Forum on Astrology
A Weekly Teaching Publication

Quarter 2 - Lesson 6


Topic: Determinations and House Combinations

Lesson 6 introduces Morin's "Theory of Determinations" which explains how the signs, planets, and houses interrelate and mutually determine one another. In Astrosynthesis, he summarizes the entire relationship in one short sentence.

"We know that the spaces called houses actively determine the celestial bodies, whereas the celestial bodies passively determine the things essentially signified by the houses".

From this one simple statement he develops and expands upon his entire approach to horoscope synthesis and also refutes the common notion among some astrologers of his time who believed that the entire sky concurs in every worldly affair in the life of a human being.

The Theory of Determinations gives us an understanding of how planets and signs which are universal causes influence us only in specific and particular ways, ways that are determined according to their relationship to the houses. Among the four ways the signs and planets are delimited in their action by the houses, the two most important modes are "position" and "rulership". This explanation serves as a valuable and necessary prelude to the topic of house combinations that forms the second part of the lesson.

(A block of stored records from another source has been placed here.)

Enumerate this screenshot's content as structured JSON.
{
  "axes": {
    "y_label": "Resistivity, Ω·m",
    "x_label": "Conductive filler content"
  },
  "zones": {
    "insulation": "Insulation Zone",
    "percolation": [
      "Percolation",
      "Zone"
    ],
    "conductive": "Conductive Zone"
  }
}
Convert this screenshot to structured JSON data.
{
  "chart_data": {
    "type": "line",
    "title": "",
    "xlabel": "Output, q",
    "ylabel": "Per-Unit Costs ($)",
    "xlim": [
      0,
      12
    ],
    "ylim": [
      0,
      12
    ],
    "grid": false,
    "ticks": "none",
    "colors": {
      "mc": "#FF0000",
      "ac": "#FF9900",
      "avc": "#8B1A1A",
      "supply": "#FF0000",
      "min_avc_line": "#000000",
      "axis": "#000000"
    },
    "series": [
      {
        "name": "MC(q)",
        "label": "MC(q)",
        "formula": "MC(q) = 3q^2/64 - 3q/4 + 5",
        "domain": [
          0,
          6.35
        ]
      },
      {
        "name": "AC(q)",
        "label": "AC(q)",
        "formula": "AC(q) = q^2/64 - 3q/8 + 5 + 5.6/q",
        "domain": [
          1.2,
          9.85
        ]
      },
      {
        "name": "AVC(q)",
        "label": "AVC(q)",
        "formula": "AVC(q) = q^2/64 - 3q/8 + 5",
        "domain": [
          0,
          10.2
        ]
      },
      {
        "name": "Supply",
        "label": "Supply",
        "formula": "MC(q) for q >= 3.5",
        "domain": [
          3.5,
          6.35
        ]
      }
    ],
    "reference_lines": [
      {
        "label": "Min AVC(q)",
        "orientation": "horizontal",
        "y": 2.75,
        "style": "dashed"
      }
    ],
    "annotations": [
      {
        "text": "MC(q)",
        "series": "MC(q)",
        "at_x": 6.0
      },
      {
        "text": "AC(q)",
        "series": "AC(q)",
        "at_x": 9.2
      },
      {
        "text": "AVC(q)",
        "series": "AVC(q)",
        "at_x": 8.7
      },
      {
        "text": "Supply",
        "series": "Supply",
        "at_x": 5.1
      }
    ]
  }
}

When studying a chart we routinely observe the ruler of one house physically posited in another house. This situation anticipates an important topic in astrology called house combinations. It raises the following issue: Will the planet that rules over one house act as the agent to combine the meaning of the house over which it rules with the meaning of the house where it is posited? In other words, will the affairs of a house ruled by the planet be the cause of the house affairs where the planet is posited?

When a planet as ruler of one house is in another, it anticipates the combination of the affairs of the two houses but they do not necessarily or always combine. On what factors will a combination depend? We use the charts of Bonnie Lee Bakley, Timothy Leary, and Linda Tripp to demonstate the topic of combinations as the combinations found in those charts are very pronounced and easy to observe.